Best of all, with click.launch(link) one can actually launch Obsidian, though it took some effort to get the link in the right format.

Firstly, I installed the Advanced URI extension in Obsidian, which allows you to link to text blocks within notes rather than just the note itself (a URI is like a URL but can link to things other than web pages). I then reverse-engineered the format of the URI string, allowing me to convert my (note_title, chapter_title) pairs (which also keys the dataframe of embeddings vectors) into a proper URI. In the CLI, when I enter the note index, the URI is built and passed to click.launch which opens Obsidian.

Next steps

There are several other ways I think GPT-3 can be used to augment my second brain experience. Here are some ideas, in descending order of importance.

I currently have an Obsidian extension that uses various distance metrics to list similar notes. This is based on the graph structure and backlinks: e.g. if note A links to note C, and note B links to note C, maybe A and B are similar.

But perhaps the GPT embeddings can capture more nuance in meaning. I plan to write a small script to sort all unlinked notes by GPT-similarity (for linked notes, I have already manually identified that there is a similarity so these should be excluded).
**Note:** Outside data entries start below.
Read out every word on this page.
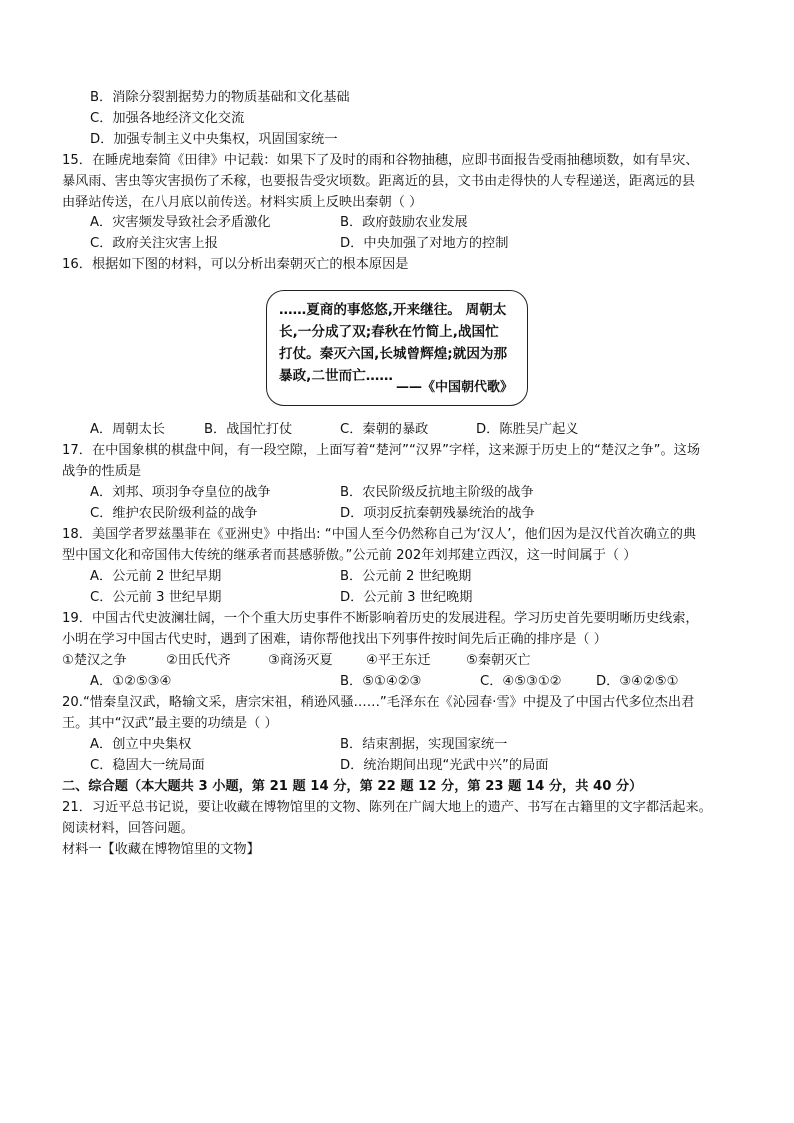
B．消除分裂割据势力的物质基础和文化基础
C．加强各地经济文化交流
D．加强专制主义中央集权，巩固国家统一
15．在睡虎地秦简《田律》中记载：如果下了及时的雨和谷物抽穗，应即书面报告受雨抽穗顷数，如有旱灾、
暴风雨、害虫等灾害损伤了禾稼，也要报告受灾顷数。距离近的县，文书由走得快的人专程递送，距离远的县
由驿站传送，在八月底以前传送。材料实质上反映出秦朝（ ）
A．灾害频发导致社会矛盾激化	B．政府鼓励农业发展
C．政府关注灾害上报	D．中央加强了对地方的控制
16．根据如下图的材料，可以分析出秦朝灭亡的根本原因是
……夏商的事悠悠,开来继往。 周朝太
长,一分成了双;春秋在竹简上,战国忙
打仗。秦灭六国,长城曾辉煌;就因为那
暴政,二世而亡……
——《中国朝代歌》
A．周朝太长	B．战国忙打仗	C．秦朝的暴政	D．陈胜吴广起义
17．在中国象棋的棋盘中间，有一段空隙，上面写着“楚河”“汉界”字样，这来源于历史上的“楚汉之争”。这场
战争的性质是
A．刘邦、项羽争夺皇位的战争	B．农民阶级反抗地主阶级的战争
C．维护农民阶级利益的战争	D．项羽反抗秦朝残暴统治的战争
18．美国学者罗兹墨菲在《亚洲史》中指出: “中国人至今仍然称自己为‘汉人’，他们因为是汉代首次确立的典
型中国文化和帝国伟大传统的继承者而甚感骄傲。”公元前 202年刘邦建立西汉，这一时间属于（ ）
A．公元前 2 世纪早期	B．公元前 2 世纪晚期
C．公元前 3 世纪早期	D．公元前 3 世纪晚期
19．中国古代史波澜壮阔，一个个重大历史事件不断影响着历史的发展进程。学习历史首先要明晰历史线索，
小明在学习中国古代史时，遇到了困难，请你帮他找出下列事件按时间先后正确的排序是（ ）
①楚汉之争	②田氏代齐	③商汤灭夏	④平王东迁	⑤秦朝灭亡
A．①②⑤③④	B．⑤①④②③	C．④⑤③①②	D．③④②⑤①
20.“惜秦皇汉武，略输文采，唐宗宋祖，稍逊风骚……”毛泽东在《沁园春·雪》中提及了中国古代多位杰出君
王。其中“汉武”最主要的功绩是（ ）
A．创立中央集权	B．结束割据，实现国家统一
C．稳固大一统局面	D．统治期间出现“光武中兴”的局面
二、综合题（本大题共 3 小题，第 21 题 14 分，第 22 题 12 分，第 23 题 14 分，共 40 分）
21．习近平总书记说，要让收藏在博物馆里的文物、陈列在广阔大地上的遗产、书写在古籍里的文字都活起来。
阅读材料，回答问题。
材料一【收藏在博物馆里的文物】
I’m curious to see if there are any abstract relations I have missed: for example, maybe there is some idea from a particular event in Roman History that is a nice anecdote for a financial blowup in the 21st century.

Summarisation

There are many projects out there using GPT-3’s text completions for Obsidian, for example, obsidian-gpt allows users to generate text in Obsidian.

I feel quite strongly that this is a bad idea for second brains – writing content in my own words is a crucial aspect of Molecular Notes. Though it’s possibly useful if you use Obsidian as part of your content creation workflow.

Instead, I’m intrigued by the idea of using GPT-3 as a kind of “Jarvis”. Instead of entering queries to search, with GPT-3 I could make requests like:

Conclusion

This was a surprisingly easy project and it’s certainly not because of my coding skills. OpenAI has done all the heavy lifting, exposing a huge amount of functionality with some simple API calls.

I think there are some generalisable lessons: much of the effort involved getting my data into a suitable format for OpenAI to ingest and creating a user experience. I was lucky with the former because my data (small text blocks) is essentially the perfect input, whereas for some other projects people are trying to come up with clever ways of chunking up large pdf documents so they can be embedded. The UX side was also simple because I’m happy to use a plain CLI. I assume it’s a lot more effort to build a consumer-facing web application.

This notwithstanding, I think the barrier to building a cool product has never been lower. I strongly encourage readers to examine their current processes to identify areas ripe for AI integration. I don’t want to be replaced by AI, I want to be enhanced by it!